I discuss the liberty themes of the Harry Potter novels in my book, Values of Harry Potter, and I summarize that material in a short talk delivered August 3 for Liberty On the Rocks.
I summarize five obviously pro-liberty themes in the novels: their anti-tyranny story arch, the heroes’ opposition to slavery and oppression, the stories’ acknowledgement that power tends to corrupt, their portrayal of heroes boldly standing up to abusive power, and their portrayal of government at its best as protecting people from criminal harm.
However, I point out, J. K. Rowling tends to be a typical English leftist, hardly a free-market advocate. In the talk I cite her comments about the Labour Party and the socialist Jessica Mitford.

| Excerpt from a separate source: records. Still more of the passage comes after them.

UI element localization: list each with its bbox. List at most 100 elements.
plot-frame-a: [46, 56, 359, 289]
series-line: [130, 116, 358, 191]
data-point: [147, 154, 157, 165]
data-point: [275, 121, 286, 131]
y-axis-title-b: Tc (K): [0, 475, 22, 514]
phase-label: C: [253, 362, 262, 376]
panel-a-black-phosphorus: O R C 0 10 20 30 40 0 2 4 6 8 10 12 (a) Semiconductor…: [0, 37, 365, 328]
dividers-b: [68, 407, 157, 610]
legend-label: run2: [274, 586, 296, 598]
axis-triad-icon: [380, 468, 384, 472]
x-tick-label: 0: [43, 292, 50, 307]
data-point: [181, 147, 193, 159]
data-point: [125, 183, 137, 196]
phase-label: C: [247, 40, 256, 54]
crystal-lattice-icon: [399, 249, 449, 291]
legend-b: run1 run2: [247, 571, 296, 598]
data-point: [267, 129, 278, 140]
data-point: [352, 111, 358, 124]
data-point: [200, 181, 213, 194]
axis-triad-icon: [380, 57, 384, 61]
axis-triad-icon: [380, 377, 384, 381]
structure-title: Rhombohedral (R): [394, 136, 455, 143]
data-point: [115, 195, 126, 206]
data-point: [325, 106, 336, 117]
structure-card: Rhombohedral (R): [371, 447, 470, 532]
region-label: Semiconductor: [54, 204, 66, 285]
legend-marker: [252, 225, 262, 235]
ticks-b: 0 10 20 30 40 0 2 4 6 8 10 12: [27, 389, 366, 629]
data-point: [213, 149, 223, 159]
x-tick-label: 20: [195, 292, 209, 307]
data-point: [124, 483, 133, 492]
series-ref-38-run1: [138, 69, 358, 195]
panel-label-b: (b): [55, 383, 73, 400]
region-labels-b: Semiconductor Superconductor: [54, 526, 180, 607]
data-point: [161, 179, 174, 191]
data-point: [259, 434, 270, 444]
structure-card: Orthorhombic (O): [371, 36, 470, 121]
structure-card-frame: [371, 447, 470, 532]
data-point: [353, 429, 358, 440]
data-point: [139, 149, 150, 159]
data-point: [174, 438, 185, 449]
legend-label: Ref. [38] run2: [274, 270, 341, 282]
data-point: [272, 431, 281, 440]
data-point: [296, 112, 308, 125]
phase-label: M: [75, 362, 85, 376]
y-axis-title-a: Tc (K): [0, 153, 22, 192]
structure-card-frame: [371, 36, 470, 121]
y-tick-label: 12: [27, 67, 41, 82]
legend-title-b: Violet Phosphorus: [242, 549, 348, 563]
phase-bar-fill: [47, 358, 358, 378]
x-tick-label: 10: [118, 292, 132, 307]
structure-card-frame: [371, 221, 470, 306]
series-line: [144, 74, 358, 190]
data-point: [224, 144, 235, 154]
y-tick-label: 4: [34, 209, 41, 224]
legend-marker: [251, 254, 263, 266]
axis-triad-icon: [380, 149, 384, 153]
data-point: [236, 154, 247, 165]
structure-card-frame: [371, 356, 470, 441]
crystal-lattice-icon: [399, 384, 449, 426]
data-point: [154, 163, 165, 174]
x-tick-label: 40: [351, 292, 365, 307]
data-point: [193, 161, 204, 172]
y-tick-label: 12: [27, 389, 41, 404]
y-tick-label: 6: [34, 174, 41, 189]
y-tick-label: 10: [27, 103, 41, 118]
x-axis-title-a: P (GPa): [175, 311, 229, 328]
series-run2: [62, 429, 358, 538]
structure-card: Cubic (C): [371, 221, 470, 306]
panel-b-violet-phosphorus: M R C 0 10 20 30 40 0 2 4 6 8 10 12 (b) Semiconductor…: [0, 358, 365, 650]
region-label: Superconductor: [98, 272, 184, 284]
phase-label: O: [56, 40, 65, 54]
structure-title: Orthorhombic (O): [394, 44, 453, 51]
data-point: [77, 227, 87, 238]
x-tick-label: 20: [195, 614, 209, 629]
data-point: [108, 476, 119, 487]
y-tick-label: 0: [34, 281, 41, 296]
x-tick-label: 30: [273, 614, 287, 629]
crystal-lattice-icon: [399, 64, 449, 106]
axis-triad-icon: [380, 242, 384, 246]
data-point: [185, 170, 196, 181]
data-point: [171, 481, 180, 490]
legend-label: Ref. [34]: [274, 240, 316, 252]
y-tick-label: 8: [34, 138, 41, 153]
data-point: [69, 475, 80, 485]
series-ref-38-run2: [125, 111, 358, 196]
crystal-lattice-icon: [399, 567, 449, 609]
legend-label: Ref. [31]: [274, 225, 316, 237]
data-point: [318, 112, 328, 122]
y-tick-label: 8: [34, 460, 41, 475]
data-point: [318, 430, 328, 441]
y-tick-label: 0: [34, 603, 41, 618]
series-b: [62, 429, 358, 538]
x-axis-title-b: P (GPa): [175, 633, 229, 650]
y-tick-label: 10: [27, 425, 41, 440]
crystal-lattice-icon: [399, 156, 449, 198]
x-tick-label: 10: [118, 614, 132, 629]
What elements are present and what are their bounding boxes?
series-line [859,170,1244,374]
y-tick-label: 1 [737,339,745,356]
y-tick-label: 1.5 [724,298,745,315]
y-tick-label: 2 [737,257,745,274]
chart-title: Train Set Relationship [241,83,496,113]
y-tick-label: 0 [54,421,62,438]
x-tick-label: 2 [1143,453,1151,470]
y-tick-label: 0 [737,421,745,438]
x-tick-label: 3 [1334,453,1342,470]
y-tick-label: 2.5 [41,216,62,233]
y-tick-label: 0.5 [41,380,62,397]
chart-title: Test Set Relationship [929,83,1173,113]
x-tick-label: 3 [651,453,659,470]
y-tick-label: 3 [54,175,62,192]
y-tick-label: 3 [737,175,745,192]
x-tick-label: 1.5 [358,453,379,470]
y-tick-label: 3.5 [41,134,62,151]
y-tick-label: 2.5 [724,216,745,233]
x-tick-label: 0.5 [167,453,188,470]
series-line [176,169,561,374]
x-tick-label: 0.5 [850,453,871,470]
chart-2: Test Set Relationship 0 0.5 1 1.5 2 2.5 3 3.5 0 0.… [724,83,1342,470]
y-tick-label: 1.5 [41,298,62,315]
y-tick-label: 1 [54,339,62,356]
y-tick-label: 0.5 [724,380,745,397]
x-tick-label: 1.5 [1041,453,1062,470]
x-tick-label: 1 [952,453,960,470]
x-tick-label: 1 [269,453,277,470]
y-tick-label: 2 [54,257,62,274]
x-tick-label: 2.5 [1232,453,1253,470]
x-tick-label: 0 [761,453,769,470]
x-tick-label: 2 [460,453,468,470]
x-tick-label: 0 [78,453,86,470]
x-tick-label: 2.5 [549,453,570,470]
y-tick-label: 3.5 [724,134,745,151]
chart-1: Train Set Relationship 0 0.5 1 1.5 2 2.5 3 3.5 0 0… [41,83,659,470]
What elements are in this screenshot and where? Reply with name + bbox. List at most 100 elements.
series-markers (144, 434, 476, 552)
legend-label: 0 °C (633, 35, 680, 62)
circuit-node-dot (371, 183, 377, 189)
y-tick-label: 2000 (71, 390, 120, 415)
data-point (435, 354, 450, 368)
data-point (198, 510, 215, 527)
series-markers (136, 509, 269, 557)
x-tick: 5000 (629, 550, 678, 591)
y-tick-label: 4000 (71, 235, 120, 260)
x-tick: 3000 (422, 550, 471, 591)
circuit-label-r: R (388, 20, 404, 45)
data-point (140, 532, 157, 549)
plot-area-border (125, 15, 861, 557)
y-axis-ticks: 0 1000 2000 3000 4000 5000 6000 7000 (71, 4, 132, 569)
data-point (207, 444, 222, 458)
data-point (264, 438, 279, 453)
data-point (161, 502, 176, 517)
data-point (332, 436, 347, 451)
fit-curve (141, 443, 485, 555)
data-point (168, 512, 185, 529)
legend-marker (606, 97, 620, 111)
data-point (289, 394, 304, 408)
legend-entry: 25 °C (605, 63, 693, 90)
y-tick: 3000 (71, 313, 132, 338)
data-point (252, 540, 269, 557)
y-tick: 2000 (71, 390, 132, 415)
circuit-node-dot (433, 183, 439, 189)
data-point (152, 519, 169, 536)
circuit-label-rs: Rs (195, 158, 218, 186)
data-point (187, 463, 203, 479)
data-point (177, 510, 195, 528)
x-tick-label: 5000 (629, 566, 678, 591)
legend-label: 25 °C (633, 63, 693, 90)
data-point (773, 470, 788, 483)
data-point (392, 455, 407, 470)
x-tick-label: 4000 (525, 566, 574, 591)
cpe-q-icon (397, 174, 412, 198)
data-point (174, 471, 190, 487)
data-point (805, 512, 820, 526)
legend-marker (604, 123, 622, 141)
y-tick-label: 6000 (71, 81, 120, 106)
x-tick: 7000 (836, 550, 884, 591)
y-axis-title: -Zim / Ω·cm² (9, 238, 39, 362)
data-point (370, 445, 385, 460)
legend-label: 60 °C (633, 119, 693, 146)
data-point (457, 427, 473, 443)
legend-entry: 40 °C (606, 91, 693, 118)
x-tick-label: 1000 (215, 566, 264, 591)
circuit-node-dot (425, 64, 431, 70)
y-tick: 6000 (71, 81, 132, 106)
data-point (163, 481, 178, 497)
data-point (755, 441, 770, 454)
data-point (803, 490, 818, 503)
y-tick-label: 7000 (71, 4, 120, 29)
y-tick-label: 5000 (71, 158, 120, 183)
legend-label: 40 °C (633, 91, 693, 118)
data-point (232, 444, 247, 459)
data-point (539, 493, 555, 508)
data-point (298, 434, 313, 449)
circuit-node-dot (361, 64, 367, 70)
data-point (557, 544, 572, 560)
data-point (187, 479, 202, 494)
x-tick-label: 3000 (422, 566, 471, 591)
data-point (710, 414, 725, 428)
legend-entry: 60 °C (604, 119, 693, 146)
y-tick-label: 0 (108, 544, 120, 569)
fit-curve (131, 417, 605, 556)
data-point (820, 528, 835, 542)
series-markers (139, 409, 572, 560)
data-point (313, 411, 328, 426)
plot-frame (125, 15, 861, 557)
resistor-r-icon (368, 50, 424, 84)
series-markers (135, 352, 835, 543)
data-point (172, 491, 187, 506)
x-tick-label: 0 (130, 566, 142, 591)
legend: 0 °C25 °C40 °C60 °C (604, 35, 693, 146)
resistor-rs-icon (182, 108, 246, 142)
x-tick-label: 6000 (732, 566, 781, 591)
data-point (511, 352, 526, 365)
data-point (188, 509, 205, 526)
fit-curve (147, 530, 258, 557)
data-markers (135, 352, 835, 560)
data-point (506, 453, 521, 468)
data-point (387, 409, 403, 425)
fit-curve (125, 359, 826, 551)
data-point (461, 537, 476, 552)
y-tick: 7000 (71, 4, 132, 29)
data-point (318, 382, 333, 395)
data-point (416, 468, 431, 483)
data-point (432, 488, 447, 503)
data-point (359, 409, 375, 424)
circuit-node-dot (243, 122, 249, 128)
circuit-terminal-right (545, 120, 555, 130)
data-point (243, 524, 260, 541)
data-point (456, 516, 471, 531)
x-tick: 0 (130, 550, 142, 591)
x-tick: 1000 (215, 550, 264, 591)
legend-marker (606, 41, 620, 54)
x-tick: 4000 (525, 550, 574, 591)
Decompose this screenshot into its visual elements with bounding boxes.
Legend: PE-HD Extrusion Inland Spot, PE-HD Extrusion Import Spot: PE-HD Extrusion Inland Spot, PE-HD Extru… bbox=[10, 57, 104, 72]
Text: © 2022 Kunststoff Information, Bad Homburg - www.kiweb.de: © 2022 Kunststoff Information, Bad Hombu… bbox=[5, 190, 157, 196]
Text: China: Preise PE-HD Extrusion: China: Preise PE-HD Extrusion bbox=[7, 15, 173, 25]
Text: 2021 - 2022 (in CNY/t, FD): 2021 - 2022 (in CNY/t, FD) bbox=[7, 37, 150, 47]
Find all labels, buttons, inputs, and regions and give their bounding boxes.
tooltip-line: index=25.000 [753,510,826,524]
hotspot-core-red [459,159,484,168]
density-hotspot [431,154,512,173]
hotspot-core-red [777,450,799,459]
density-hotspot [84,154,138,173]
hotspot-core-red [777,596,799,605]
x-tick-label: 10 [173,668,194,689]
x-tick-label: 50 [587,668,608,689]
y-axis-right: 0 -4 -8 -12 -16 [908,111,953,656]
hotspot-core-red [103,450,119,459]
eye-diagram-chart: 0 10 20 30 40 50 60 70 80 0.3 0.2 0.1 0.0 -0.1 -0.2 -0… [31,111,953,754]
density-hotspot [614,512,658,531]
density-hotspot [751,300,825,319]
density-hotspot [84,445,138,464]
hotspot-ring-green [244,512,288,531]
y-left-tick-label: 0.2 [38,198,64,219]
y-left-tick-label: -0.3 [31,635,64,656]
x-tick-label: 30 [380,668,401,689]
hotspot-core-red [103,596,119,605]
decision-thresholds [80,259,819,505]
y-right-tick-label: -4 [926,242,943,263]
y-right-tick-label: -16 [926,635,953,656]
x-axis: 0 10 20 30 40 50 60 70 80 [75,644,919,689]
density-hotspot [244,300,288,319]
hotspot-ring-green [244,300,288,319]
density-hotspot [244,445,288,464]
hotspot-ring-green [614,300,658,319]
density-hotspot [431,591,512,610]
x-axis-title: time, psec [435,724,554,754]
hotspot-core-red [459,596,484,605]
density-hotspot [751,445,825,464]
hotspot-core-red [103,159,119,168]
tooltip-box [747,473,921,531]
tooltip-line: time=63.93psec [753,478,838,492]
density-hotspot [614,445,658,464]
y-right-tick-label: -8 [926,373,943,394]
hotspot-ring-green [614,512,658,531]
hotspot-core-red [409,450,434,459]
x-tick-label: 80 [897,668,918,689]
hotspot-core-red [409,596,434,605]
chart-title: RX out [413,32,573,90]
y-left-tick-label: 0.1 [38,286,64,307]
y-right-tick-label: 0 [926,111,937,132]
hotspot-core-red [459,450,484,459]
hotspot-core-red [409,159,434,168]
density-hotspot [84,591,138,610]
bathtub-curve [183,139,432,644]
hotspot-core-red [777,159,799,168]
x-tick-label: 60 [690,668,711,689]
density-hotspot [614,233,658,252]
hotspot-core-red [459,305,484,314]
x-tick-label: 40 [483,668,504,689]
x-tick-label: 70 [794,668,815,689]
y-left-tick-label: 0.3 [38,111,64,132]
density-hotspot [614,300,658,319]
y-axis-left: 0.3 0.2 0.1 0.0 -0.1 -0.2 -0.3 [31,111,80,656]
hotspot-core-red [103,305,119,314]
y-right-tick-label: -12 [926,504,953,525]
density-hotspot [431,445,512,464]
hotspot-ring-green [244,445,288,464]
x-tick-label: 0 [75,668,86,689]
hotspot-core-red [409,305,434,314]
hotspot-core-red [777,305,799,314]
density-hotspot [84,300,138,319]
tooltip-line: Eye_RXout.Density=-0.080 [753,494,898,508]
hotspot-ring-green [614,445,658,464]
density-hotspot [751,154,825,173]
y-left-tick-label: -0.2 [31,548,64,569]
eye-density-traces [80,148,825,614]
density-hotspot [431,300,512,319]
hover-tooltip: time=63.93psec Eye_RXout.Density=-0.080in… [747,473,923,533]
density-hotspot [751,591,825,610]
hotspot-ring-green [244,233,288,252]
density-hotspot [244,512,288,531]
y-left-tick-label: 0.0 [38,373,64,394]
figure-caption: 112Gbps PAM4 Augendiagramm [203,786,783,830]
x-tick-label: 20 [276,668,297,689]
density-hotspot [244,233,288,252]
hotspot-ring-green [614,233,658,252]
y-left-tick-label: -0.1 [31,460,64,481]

Unsurprisingly, then, from the perspective of economic liberty or classical liberalism, several of the Potter themes are ambiguous regarding liberty. While there is no obvious welfare state in the wizard world, this may mean only that the government is not sufficiently advanced for that. The wizarding government maintains an ambitious regulatory state, controlling things from transportation to dragon breeding to cauldron thickness. Finally, the wizards enforce (limited) segregation from the non-magical Muggles, leading to more controls on wizards and Muggles alike.
Yet, on the whole, the novels are wonderfully pro-liberty, and that’s a big reason I love them so much.